「やはり、素晴らしいものだ」
「嗚呼、マジでカッコいいぜ」
「吾も分かるぞ、良いものだ」
何回目なのかも分からない転生者の会合に集まったかと思えば何かを語り合うドクトル・バタフライと不破信二と奈落(此方は転生者の方です)が、居間の机を占領して楽しくワイワイと遊んでいた。
「相楽カッケマッ。どうにかしてくれない?」
「どうにかって、何をしているんですか?」
「糸色君、君ならばコレの良さが分かるだろう」
そう言って差し出された物を見る。
どこかで見たことはあるけど。
「何ですかこれ?」
何だったかな?と意識を集中させ、ハッキリと意識しなければ使えない制圧・制御状態の「特典」を使おうとした瞬間、ドクトル・バタフライに「貝独楽だよ、知らないのかね?」と言われる。
べーごま、ベイゴマ?
「ああ、独楽に似たものですね」
「本来は大正時代にブームを巻き起こす代物だが、偶々幾つか見つけてね、子供の頃を思い出すよ。信二や彼はベーゴマの良さを理解している」
「居るわよね。たまに一つのものに固執している男って、車とか食器とかそういうものをコレクションする男に聞きたかったんだけど。何が良いわけ?」
「あ、それ私も思ってました」
私も雑食気味に色々な物に手を出して、次々と興味を引く物を読んだり確かめたり集めたり調べたりしていましたけど。一つの物に拘ったことは無いですね。
「───幾つか理由はあるが君達に分かりやすくシンプルに答えるなら『コイツはカッコいい』と思った。
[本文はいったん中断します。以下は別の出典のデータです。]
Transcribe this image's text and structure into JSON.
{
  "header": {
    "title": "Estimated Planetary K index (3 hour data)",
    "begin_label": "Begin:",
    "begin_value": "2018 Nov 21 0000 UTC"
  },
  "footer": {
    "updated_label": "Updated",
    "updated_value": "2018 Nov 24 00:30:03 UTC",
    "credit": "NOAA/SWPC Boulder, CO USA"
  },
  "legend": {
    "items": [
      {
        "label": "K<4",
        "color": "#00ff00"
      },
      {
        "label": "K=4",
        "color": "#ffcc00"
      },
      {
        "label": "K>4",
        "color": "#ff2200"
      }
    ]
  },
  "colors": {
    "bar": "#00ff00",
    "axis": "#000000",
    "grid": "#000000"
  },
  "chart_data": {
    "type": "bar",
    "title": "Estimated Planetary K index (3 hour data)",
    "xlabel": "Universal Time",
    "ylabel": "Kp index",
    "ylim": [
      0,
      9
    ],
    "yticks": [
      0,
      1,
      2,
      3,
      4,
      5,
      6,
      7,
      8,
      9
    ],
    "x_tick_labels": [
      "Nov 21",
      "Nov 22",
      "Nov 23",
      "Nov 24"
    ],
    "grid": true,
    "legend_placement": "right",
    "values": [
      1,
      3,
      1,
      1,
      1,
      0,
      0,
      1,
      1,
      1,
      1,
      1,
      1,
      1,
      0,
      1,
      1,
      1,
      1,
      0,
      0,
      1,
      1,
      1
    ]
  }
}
スーツに拘る男、時計に拘る男、靴に拘る男、ゲームの機材や煙草の葉巻、紅茶、珈琲、様々な物に拘り抜く。私達は自分のロマンを追求しているのだよ」
「うんうん、その通りだぜ」
「分かるぞ。吾もそういう男だ」
三人の和気藹々とした反応に戸惑いつつ、ススハムの隣に腰かけて「ブランドのコスメを選ぶみたいなものですか?」と自分の思ったことを聞けば「ああ、そういうことね」と彼女も納得してくれた。
しかし、楽しそうに中庭に向かう三人を止めることも出来ず、私は用意していたお茶菓子を机に置き、ドンと親分、個魔の方と遊んでいたしとりを連れてきて、四人と二匹で一緒にお菓子を食べる。
ドンと親分の分は動物用のおやつを作っていたものをペット用のお皿に盛ってあげ、しとりはクッキーを美味しそうに食べて頬っぺたを押さえています。
「アタシ、相楽カッケマッの作るクッキー好きなんだけどさ。お菓子の会社とか作ったらバカ売れすると思うのよ、どう?」
「……良いですね。しとりやススハムさんの息子さんにも食べてもらえるって事ですもんね」
「まあ、そのときは呼んでよ。アタシの足なら最速で配達してあげるわよ」
「フフ、韋駄天の運送屋さんみたいですね」
「ん!いだてん!」
パタパタと足を動かすしとりを見て、クスクスと笑いながら「しとりは私のところに駆けつけてくれる、とっても優しい韋駄天さんですよ」と頭を撫でてあげる。